Today I am going to talk about something that I have avoided for a long time. I haven’t wanted to talk about it because of the shame that comes with it and the worry of what the person involved will think. The last thing I want to do is hurt anyone. But these types of things must be discussed and addressed. And so, I’m going to talk about abuse.
I want to caveat this post by noting that I was given lots of opportunities growing up. I always had food, medical care, and the material things that I needed. I had people that supported me and encouraged me to be a successful human being. There were times that I really felt comforted and loved. But these things do not excuse certain behaviours – it doesn’t mean that a person should just take what they are given, if it is harmful.
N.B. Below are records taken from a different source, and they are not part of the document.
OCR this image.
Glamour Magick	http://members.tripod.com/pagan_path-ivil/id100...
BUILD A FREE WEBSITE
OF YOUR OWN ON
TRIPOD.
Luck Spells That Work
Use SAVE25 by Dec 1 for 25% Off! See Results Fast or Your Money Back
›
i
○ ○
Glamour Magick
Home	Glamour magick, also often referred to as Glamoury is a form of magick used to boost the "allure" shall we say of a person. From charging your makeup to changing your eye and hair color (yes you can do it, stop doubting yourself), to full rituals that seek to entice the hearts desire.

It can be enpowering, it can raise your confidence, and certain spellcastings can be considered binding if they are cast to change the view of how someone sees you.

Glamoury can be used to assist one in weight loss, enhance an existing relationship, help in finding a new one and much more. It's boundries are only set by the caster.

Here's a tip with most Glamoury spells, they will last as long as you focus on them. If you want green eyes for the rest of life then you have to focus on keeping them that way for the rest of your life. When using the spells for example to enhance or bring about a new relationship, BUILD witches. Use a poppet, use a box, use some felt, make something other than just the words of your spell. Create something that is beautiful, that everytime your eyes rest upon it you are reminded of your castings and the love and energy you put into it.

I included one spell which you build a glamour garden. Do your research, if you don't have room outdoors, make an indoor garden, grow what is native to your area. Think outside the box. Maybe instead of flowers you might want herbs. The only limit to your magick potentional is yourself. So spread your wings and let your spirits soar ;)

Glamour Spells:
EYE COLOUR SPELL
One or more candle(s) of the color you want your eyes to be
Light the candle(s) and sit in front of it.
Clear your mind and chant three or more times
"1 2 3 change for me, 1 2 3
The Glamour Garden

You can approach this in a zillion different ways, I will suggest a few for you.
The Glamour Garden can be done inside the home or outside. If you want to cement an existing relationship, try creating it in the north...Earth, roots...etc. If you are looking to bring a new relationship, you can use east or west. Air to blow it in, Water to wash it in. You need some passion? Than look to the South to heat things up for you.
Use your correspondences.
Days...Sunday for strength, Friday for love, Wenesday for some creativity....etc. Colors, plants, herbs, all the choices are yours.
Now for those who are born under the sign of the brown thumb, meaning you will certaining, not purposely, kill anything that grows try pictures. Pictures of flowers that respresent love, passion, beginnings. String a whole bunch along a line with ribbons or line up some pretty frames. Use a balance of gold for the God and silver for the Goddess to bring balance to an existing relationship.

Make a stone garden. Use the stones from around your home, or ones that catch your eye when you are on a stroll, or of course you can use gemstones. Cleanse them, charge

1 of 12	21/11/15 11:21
First, the physical. As an early adolescent, when I made mistakes, I was shaken, hit, and things were thrown at me. One time, I remember getting ready to go sledding. It had snowed, and I was so excited to go out and play. I was told to wear pants this person had bought for me (a seemingly nice gesture), but they were two decades behind the current fashion trends (looking back, I’m pretty sure this was intentional). When I politely declined to wear them, I remember getting slapped and shaken and having a music stand thrown at me for it. My room would get ransacked, and I’d get thrown around. I remember crying and wondering why I sucked so much. It seemed like almost everything I did was wrong, which led to a constant need to tiptoe around out of fear. It wasn’t until I went to college that I realized I could relax and everything I did wasn’t a question of being wrong.
The physical abuse wasn’t as bad as the psychological/emotional abuse. There are many times I remember being told “I love you because I have to, but I don’t like you” on several occasions. I would go over to people’s houses and see how their mom’s would paint their nails and teach them to do their hair, and I would go home and ask to do those things together, only to be greeted with a firm “no.” I wasn’t really hugged (and never kissed) until we were in public, at which times it made me feel like it was foreign or out of place – it just seemed insincere. When I would be unemotional about it, as a result, I would get called “cold” and questioned as to what was wrong with me. I was asked, “why can’t you be loving?”
The outside world knew nothing about most of it, except for a few friends. One time I was home alone, and a tornado was heading straight for my house. My friend and her mom called me and begged me to come over to their house, as they had a storm shelter. When I called my parents, I was told no and that I could just go hide in the closet (a closet literally filled to the top with art supplies). I think I was maybe 13, and my friend’s family could not understand why I wasn’t allowed to be somewhere safer with people I knew. These outside opinions gave me the first glimpses into realizing something was abnormal.
For most of my adolescence, I honestly thought my abnormal family life was my fault. I didn’t understand why I was so hard to love. I often wanted to hurt myself. I was so angry at myself! This continued until I left and went off to college, where I suppressed it all and decided to forget it had happened at all. Needless to say that didn’t make it go away.
It turns out I’ve had hidden self-resentment all this time, coming out in the form of: perfectionism, people-pleasing, the feeling that everyone actually hated me, and a need to diminish my achievements. All of these habits are unhealthy and self-deprecating.
Over the last year, I’ve had some really hard things happen to me – which I have dealt with mostly alone (with the support of some amazing friends of course). And these trying times have really brought a lot of my deeply concealed self-loathing to the surface. I realized that I tend to blame myself for everything bad that happens – even if it is because of someone else’s actions. This blame comes out in the form of anger and hatred toward myself.
The realization that I was so angry at myself was honestly shocking to me, as I pride myself these days on being confident and loving myself fully.
But the thing is that our minds are so complicated. We have the ability to suppress things into our subconscious (especially during our developing years). It doesn’t mean it’s gone though. The trauma is all still there – poking its head out in little ways, preventing our happiness. It doesn’t matter how much work you do on yourself – you can never be whole or truly happy until you confront these beasts.
So how do we do it? How do we deal and heal from the pain of our past? It’s something I am still working on, but here’s what I know so far that helps…
I want whoever is reading this to know that if you have been abused, it is not your fault. You do not deserve it. You deserve to be loved. You shouldn’t feel like you have to earn someone’s affections. You aren’t hard to love – they are just not able to really love.